After he read it over, Mark called me and Philip into his office. His expression had changed from one of suspicion to elation. “This is amazing – I don’t see any holes in this. I’ll assign the rest of the department to your team to help you build this. This is huge, guys!”
When Phillip and I walked out of the room together our spirits were soaring.
“What do you say to going out for a celebratory dinner?” I said.
That night we really clicked, and we both learned a lot about each other. I felt sorry for Phillip, coming from such unfortunate circumstances. His parents had died when he was six, and he’d had to go live with his aunt and her drunk boyfriend. This was horrible compared to my own experience, having grown up in an affluent suburb of San Francisco with incredibly caring parents. I still talk to them once a week.

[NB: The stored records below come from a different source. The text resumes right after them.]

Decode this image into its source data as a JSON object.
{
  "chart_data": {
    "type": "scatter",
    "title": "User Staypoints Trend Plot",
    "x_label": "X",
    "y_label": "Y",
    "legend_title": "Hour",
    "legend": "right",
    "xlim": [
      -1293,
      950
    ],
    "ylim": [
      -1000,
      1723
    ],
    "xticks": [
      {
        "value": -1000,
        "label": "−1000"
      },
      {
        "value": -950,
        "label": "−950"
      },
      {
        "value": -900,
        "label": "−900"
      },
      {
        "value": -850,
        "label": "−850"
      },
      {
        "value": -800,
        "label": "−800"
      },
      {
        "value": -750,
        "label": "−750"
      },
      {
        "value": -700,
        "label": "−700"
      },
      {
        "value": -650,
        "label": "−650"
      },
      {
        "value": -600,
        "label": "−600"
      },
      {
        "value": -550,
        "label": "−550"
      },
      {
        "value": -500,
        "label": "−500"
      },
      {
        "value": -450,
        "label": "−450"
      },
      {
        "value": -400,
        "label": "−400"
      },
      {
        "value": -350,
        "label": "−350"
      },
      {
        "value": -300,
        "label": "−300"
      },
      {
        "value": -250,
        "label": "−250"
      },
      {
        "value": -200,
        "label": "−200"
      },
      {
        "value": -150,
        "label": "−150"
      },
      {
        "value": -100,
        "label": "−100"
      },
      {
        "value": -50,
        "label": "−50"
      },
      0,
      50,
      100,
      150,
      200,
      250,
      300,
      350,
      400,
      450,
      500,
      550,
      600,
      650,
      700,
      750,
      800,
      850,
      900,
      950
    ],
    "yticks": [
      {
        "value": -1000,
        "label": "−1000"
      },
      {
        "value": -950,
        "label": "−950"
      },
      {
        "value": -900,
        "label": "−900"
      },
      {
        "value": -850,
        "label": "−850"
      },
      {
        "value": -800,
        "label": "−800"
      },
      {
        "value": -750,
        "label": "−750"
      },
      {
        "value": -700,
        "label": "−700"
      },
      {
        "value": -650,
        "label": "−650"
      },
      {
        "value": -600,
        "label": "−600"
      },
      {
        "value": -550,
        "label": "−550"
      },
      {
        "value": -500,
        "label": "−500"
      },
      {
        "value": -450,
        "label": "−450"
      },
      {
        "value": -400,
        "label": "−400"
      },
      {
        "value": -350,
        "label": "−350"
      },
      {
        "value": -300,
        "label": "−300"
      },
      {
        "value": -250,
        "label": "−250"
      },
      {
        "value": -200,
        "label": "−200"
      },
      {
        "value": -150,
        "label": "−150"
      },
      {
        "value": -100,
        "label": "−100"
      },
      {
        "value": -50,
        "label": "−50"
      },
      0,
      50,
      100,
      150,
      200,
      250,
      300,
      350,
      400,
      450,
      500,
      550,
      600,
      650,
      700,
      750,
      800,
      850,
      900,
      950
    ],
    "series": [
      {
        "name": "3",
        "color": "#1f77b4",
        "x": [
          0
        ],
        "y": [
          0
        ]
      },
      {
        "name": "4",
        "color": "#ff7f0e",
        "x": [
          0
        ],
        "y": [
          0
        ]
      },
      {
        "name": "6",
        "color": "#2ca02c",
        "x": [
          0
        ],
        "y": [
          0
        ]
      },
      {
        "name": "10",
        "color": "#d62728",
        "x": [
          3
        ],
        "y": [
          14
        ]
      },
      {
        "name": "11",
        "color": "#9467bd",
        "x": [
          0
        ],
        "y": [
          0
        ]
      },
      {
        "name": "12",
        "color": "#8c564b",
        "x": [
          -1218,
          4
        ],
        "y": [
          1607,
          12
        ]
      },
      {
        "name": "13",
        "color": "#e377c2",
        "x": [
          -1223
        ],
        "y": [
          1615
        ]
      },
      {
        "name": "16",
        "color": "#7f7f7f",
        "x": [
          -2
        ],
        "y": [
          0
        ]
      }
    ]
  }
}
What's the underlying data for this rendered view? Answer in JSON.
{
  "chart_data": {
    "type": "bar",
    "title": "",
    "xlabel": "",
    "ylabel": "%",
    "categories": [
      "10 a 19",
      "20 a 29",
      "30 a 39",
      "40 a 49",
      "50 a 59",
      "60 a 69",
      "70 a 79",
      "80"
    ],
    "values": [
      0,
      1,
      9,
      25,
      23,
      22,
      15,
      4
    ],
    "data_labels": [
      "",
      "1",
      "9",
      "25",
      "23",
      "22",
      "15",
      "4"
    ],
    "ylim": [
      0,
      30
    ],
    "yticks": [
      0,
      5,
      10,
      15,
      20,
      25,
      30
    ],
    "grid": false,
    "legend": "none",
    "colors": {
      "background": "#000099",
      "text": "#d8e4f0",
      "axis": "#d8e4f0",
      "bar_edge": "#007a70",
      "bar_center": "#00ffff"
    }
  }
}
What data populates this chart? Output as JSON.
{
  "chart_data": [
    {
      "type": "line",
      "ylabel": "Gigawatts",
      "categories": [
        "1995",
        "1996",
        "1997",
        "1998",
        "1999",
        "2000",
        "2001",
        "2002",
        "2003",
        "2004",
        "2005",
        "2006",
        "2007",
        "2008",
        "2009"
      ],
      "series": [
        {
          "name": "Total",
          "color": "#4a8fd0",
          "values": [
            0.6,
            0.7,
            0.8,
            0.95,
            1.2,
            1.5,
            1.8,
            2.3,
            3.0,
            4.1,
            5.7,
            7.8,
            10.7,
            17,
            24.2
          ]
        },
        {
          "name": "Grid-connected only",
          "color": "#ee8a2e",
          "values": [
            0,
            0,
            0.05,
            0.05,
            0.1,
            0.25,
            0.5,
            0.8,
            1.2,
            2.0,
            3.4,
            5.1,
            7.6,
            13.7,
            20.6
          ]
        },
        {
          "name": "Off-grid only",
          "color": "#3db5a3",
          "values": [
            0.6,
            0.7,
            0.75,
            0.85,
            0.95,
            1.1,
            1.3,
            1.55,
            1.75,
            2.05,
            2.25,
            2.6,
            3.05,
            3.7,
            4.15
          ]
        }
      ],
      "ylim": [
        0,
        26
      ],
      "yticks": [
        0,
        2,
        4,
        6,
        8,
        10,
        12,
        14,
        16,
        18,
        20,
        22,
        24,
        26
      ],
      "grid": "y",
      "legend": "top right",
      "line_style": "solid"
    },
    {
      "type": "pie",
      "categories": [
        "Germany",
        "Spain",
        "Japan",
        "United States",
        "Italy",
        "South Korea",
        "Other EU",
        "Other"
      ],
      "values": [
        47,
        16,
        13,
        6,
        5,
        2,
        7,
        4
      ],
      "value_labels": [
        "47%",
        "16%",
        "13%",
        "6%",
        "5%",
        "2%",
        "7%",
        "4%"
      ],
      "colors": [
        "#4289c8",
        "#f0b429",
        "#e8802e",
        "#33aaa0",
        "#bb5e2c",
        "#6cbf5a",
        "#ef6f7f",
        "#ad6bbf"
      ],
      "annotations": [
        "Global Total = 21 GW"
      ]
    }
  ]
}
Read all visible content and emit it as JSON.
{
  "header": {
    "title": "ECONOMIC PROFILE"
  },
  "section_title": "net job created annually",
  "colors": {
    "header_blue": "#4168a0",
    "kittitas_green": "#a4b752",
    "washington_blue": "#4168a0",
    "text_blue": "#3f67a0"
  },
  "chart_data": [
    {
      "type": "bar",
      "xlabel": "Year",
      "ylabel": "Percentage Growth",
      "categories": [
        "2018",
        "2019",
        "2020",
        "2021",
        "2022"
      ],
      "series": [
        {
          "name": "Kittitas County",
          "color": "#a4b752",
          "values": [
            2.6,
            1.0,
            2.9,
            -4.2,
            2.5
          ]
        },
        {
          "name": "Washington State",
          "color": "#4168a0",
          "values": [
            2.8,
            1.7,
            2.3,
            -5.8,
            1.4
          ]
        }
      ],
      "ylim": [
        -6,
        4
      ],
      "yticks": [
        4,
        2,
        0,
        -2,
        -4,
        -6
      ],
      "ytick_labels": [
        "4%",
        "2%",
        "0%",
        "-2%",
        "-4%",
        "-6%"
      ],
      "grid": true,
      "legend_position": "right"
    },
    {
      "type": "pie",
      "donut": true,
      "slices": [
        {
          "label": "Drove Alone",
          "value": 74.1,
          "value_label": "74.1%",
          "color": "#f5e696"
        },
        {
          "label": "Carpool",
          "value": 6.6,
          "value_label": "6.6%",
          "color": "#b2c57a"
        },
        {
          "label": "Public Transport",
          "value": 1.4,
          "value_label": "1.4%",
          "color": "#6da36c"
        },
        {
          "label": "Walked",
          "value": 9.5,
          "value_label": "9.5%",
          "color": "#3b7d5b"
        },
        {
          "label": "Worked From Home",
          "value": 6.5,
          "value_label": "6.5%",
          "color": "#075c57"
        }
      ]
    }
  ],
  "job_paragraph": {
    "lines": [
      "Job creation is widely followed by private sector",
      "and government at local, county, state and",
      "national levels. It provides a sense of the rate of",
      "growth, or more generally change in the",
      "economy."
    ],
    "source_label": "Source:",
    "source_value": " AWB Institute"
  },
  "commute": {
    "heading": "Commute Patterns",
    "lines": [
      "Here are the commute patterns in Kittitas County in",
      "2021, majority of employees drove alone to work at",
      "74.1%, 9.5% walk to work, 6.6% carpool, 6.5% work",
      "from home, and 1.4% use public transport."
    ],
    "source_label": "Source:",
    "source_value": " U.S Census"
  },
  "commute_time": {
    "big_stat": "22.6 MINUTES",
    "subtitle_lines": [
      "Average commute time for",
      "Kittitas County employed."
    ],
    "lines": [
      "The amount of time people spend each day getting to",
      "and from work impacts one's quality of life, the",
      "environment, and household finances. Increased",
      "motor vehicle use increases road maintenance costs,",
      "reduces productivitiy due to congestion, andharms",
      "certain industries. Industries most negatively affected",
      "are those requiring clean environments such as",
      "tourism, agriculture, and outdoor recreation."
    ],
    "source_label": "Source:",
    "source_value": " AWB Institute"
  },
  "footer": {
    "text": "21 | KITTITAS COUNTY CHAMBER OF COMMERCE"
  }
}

The next few months went by in a flash. Somehow after all of the meetings, blueprints, test models, and late nights, we finally finished the project. We were invited to speak on many talk shows and news stations. Even though at that point we didn’t know what to call our invention, we publicized the heck out of it. Finally after a month of media hype, the United States government noticed. This led to a personal interview with our 45th President, Ronald S. Chump. He wanted to know the science behind our amazing invention. To my surprise it didn’t take a whole year to explain it to him.
“So, Mr. Nobel and Mr. Stonebridge, what do you call this thing?” Mr. Chump asked.
“We call it the Magnafan,” we replied in unison… maybe not the most creative name in hindsight, I thought to myself.
But whatever – our Magnafan was going to have a huge impact on climate change, and I realized that that weird feeling in the car long ago had been right: I was making a difference.